Thoughts on Directors: I’ve already talked about the great performances of the year, but now the question has come: how are these films crafted so greatly? They are directed by a great director. Also, the entire film. From the special effects to the score to the cinematography; it comes down to the director to make the final decision. The greatest directors of this year are the ones who have been able to take the stories and make them something of their own. They put their style into it. Lincoln wouldn’t have been the same if it was directed by Benh Zeitlin or Terrence Malick or Martin Scorsese or Tim Burton. As you read those names you must be thinking “I can’t even imagine the film with those directors at the helm!”. That’s my point! Spielberg makes Lincoln his own film. But what about some other directors who are just starting out. Take for example Malik Bendjelloul (Searching For Sugar Man) or Marc Webb (The Amazing Spider-Man). Are they just as good? Judging from this year, yes. But my No. 1 pick just barely manages to rise above the rest.

Best Director: Steven Spielberg (Lincoln)

Although Beasts of the Southern Wild managed to beat out Lincoln for my favorite film of the year, Spielberg managed to beat Zeitlin for my favorite director. Why? Because, with Lincoln, I sense Spielberg is moving into a new phase of his career. Is this enough for me to award him as being the best director of the year? No. But this phase, judging from this film, will be a wonderful one, an absolutely great one. Spielberg garners great performances from his actors, but so does Zeitlin! Yes, but I think Wallis is more responsible for her performance than Zeitlin. I think Spielberg is very much responsible for not only Day Lewis’ performance, but the entire ensemble’s performance. Spielberg has so much to deal with: keeping John Williams’ score hearty and exciting, but reserved, keeping the editing in sync with the film’s long, slowly drawn out pace, not allowing for Janusz Kaminski to get too fancy with the camera work, and of course getting the most emotional, dramatic, yet real performances out of the talented cast. And he pulls it off. Every nitty-gritty trick, it’s all there.

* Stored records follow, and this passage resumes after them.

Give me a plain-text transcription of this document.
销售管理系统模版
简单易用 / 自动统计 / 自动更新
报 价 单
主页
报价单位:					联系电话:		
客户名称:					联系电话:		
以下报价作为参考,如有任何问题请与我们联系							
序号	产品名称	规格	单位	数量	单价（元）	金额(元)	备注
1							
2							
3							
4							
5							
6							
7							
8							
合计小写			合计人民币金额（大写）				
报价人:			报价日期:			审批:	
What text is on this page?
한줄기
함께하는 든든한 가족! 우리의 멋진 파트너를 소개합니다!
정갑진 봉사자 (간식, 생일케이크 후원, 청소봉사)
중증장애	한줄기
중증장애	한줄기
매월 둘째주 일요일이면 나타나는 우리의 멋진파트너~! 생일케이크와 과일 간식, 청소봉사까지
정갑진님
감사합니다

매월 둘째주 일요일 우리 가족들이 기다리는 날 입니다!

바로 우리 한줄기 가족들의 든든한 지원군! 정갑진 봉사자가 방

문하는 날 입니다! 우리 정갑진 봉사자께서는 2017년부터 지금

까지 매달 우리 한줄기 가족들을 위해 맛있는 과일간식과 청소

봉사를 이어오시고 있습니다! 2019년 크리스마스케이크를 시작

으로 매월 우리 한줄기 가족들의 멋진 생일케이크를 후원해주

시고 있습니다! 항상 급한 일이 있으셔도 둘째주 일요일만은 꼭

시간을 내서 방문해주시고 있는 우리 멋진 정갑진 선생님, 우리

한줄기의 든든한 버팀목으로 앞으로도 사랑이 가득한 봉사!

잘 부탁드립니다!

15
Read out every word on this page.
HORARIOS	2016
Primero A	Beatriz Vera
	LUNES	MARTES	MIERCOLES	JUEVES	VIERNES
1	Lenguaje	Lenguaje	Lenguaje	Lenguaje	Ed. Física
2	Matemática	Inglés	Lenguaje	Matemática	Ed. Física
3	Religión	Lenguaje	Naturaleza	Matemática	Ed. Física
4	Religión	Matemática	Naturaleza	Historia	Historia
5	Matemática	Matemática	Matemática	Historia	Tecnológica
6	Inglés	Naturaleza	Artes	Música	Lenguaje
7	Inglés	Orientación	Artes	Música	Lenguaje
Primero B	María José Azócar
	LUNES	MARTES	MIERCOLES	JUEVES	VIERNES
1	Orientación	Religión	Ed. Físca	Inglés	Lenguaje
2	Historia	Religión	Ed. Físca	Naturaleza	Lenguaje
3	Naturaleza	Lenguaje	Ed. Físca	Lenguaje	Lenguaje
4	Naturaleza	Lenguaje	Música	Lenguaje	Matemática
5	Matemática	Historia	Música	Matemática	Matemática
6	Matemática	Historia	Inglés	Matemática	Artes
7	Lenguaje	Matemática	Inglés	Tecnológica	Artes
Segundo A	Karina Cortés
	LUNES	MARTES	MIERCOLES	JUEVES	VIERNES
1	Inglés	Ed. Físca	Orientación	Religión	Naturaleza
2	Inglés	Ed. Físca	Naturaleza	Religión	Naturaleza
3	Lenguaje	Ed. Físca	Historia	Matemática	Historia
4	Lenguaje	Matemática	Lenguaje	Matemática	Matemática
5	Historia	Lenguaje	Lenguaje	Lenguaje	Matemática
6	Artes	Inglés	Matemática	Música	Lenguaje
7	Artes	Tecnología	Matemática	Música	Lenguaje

With that, I hope you’ve enjoyed my year end-wrap up extravaganza. It was probably the hardest post to write out of any that I have written. It’s also just about the longest (or pretty close) post I ever wrote. But, I think it was worth it. Was it? (Comment below! COMMENT BELOW!!!!!) Until the next post…”That’s all folks!” (Trust me, that’s really all there is left to say.)

Comments

4 Responses to “The Top Ten Films of 2012…and more! (Flick’s List)”

  1. flickflack
    February 9th, 2013 @ 2:57 pm

    This is probably the best writing you’ve ever done. All I did was skim it and I AM AMAZED!!!
    From Flack!!!

  2. Anisa
    February 9th, 2013 @ 10:14 pm

    Great reflection on the year in film. Nice hearing what you think (and not the critics think) about your favorite flicks and why. I hope you do this review every year now. I must admit I agree with many of your picks. I appreciate your thoughtfulness and detail. I also loved Lincoln, Searching for Sugar Man, and Beasts for many of the same reasons. Surprised but pleased that you had such a change of heart for Beasts of the Southern Wild. I agree that it gets even better the second time around.

  3. flickflack
    February 10th, 2013 @ 11:27 am

    I can’t wait to read your year roundup! Just by skimming through it, I can see their is the usual abundance of wit, surprises (ARGO!!?!?!?!?!?!), and the glorious photos.
    Thanks for the comment! From, Flick

  4. flickflack
    February 11th, 2013 @ 11:31 am

    I was surprised by my change of opinion on Beasts of the Southern Wild, second time ’round. Whadya’ know: I was surprised by my opinion! As for your hoping that we continue to do this oundup every year…That just might happen!